Читать книгу In the Night Wood - Dale Bailey - Страница 28

5

Оглавление

Hollow House enveloped them.

As Erin’s ankle healed, she and Charles explored their new home, children in a haunted mansion in a tale: the downstairs rooms, the dining room to the right of the entrance hall, the drawing room to the left. The vast salon with its twin staircases and the adjoining library, accessible by lustrous wooden doors at either side of an enormous fireplace. And beyond that a handful of smaller rooms: the music room, the game room, an office where Cillian Harris managed the estate’s affairs. Bedrooms and sitting rooms opened off the gallery encircling the salon, everything luxurious, everything ornate but for the servants’ quarters on the top floor: narrow, dormered chambers with rusting iron bedsteads, vestiges of another era.

And everywhere the motif on the balusters repeating itself: leaves and vines, those cunning vulpine faces. They peered from mantels and window casings, from finely wrought moldings and armchairs. Stealthy and gamesome, they retreated into the foliage in one place only to peep out anew in another, entire rooms subtly aswarm — a trick of the eye, unsettling and strangely beautiful.

Lissa would have loved it, Charles thought, but they did not speak of her. They rarely spoke at all.

Work would save them, Erin’s therapist had once said.

So they went to work, each in their separate orbit. Charles took refuge in the library, all burgundy and leather, with heavy velvet curtains and plush carpets, a long table, and an antique silver globe mapping a world that had long since passed out of existence. Everything polished, everything gleaming. Comfortable chairs surrounded the cold fireplace. And books, ranks and ranks of them, stood shelved on every wall, behind glass doors with shrewd faces looking down from the corners of their frames.

“You’ll want to keep the curtains closed,” Mrs. Ramsden told him. “The spines of the books would dry and crack in the sunlight. Many of them are first editions, Mr. Hayden, quite valuable. A nice dim room and saddle soap once a year, that’s what they want.”
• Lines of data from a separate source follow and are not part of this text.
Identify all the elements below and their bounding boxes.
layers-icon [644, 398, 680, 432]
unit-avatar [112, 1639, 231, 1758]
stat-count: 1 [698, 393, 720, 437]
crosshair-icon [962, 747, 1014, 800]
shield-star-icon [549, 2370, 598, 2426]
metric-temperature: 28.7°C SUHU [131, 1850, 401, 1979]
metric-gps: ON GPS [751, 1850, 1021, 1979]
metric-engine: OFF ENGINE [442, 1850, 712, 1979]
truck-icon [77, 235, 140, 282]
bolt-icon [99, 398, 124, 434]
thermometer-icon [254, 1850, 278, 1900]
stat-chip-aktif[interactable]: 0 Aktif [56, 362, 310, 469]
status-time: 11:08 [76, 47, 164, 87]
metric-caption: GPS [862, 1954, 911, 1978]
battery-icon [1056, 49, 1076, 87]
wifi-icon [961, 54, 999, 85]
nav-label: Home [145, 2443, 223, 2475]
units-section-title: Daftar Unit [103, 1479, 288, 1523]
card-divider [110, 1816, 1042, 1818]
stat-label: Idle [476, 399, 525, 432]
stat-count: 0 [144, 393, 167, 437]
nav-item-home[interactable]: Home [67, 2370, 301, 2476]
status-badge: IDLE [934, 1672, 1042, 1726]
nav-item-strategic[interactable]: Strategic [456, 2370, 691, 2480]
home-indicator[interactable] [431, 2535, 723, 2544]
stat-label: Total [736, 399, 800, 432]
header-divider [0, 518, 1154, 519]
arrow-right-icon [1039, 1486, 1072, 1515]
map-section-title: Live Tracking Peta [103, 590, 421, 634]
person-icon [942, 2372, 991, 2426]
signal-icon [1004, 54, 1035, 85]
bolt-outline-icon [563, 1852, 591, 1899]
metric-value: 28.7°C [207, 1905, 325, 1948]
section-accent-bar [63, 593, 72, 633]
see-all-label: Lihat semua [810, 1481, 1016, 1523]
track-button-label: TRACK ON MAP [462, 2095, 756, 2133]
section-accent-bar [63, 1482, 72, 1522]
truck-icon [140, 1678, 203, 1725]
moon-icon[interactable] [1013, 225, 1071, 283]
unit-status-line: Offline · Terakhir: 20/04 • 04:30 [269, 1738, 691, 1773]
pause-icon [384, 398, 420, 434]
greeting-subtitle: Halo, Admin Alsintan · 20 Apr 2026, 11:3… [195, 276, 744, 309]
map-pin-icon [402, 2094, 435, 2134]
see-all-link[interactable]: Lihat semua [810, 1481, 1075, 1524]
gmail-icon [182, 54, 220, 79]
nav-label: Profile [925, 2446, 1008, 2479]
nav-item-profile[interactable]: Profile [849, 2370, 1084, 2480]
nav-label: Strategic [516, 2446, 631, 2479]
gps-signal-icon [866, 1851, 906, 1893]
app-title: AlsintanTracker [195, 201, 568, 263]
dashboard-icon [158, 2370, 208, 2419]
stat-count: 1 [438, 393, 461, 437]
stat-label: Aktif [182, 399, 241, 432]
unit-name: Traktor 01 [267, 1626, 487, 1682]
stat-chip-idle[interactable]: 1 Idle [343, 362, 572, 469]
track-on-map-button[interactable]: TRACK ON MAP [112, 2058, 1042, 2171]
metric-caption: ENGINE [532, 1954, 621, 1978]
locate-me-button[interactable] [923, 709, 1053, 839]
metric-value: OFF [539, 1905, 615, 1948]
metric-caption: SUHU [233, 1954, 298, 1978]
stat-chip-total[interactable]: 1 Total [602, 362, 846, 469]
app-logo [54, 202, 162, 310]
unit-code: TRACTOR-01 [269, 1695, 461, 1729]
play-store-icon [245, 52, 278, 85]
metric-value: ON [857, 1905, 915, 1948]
“I’m sure they do,” Charles said. And then: “Personal documents, Mrs. Ramsden. Anything relating to Caedmon Hollow? Any ideas where to start?”

“Cabinets on the west wall, perhaps, though anything that old is more likely to be in the archives downstairs.”

“Archives?”

“It was Mr. Hollow’s little joke,” she said. “What it really is is boxes, Mr. Hayden. Boxes and boxes and boxes. You have your work cut out for you, I’m afraid.” Then: “Will there be anything else, sir?”

“No, thank you,” he said.

And then he was alone, overwhelmed by the task before him.